Капитан достал пачку "Беломора", надорвал уголок и вытащил своими короткими, но ловкими пальцами папиросу. Пока он нашаривал в кармане зажигалку, папироса, словно живая, перемещалась у него из одного угла рта в другой. Докурив, Старчак взглянул на бойцов и задал тот же вопрос:
- Так и будем стоять?
- Разрешите, товарищ капитан? - Рыжеволосый, веснушчатый даже осенью старшина Васильев сделал два шага вперед и, ловко повернувшись, стал лицом к строю.
- Еще кто? - спросил Старчак.
- Я один,- ответил Васильев.
- Расскажите, как было дело. Васильев молчал.
- Расскажите!
- Ну, в общем, иду я из Юхнова, а они, патрульные то есть, стали приставать ко мне, документы спрашивать... Ну, в общем, виноват я.
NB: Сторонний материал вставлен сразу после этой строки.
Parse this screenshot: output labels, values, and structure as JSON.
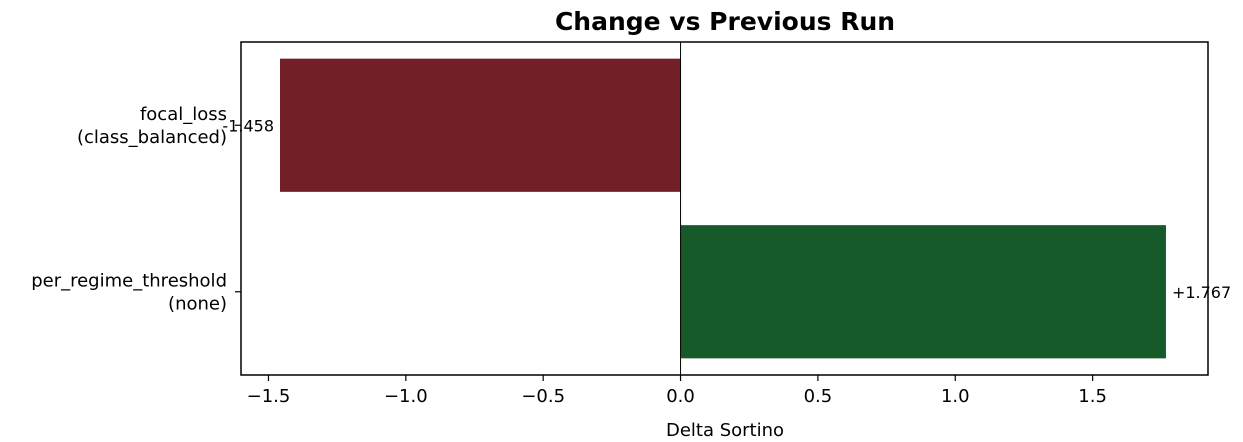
{
  "chart_data": {
    "type": "bar",
    "orientation": "horizontal",
    "title": "Change vs Previous Run",
    "xlabel": "Delta Sortino",
    "ylabel": "",
    "xlim": [
      -1.6,
      1.92
    ],
    "xticks": [
      -1.5,
      -1.0,
      -0.5,
      0.0,
      0.5,
      1.0,
      1.5
    ],
    "xtick_labels": [
      "−1.5",
      "−1.0",
      "−0.5",
      "0.0",
      "0.5",
      "1.0",
      "1.5"
    ],
    "grid": false,
    "categories": [
      [
        "focal_loss",
        "(class_balanced)"
      ],
      [
        "per_regime_threshold",
        "(none)"
      ]
    ],
    "values": [
      -1.458,
      1.767
    ],
    "value_labels": [
      "-1.458",
      "+1.767"
    ],
    "colors": [
      "#731f27",
      "#175a29"
    ],
    "zero_line_color": "#000000"
  }
}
Не подчинился.
- Легко сказать - не подчинился! - усмехнулся капитан. - Да ты знаешь, что они пристрелить тебя могли... Не подчинился... Рассказывайте дальше!
- Ну, в общем, я вроде за документами полез и в это время выхватил у одного патруля винтовку, а у другого вышиб прикладом... Потом приказал им связать друг друга. И сам тоже помог.
- И все? А сообщники?
- Все - вздохнул Васильев. И добавил: - А сообщников не было. Они, патрули то есть, со стыда врут, что я был не один.
- Ясно, - тихо сказал Старчак. - Все ясно. Ты был один, а теперь про нас всех скажут, что мы анархисты, сторонники всяческого беззакония и безвластия... Не на тех ты нарвался. Я был бы рад; если бы тебе прикладами бока намяли.
- Я тоже, - попробовал улыбнуться Васильев. - Да вот не сумели они пехота... А вдруг не я бы на них напал, а немец? Тогда что?
- Разговоры! - оборвал капитан. - Десять суток строгого ареста. Еще раз повторится - под суд.
Теперь, когда это происшествие уже стало историей, я спрашиваю Старчака, не гордился ли он, хотя бы в душе, тем, что его безоружный парашютист сумел отнять винтовки у двоих.
Старчак и сейчас с трудом сдерживает гнев;
- Нет. Стыд испытывал, что не сумел такой позорный случай предупредить. А что касается воинского умения, то, нет слов, Васильев показал класс.. Но всякое умение - к месту. Не станет сверхметкий стрелок по фонарям или окнам палить... А главное, что мне не понравилось, - это снисходительный тон, каким Васильев произнес слово "пехота". Впрочем, сам он вскоре очень неплохим пехотинцем себя проявил...
2
Оборона Юхнова, вернее моста через Угру, протекающую близ этого калужского городка; началась четвертого октября.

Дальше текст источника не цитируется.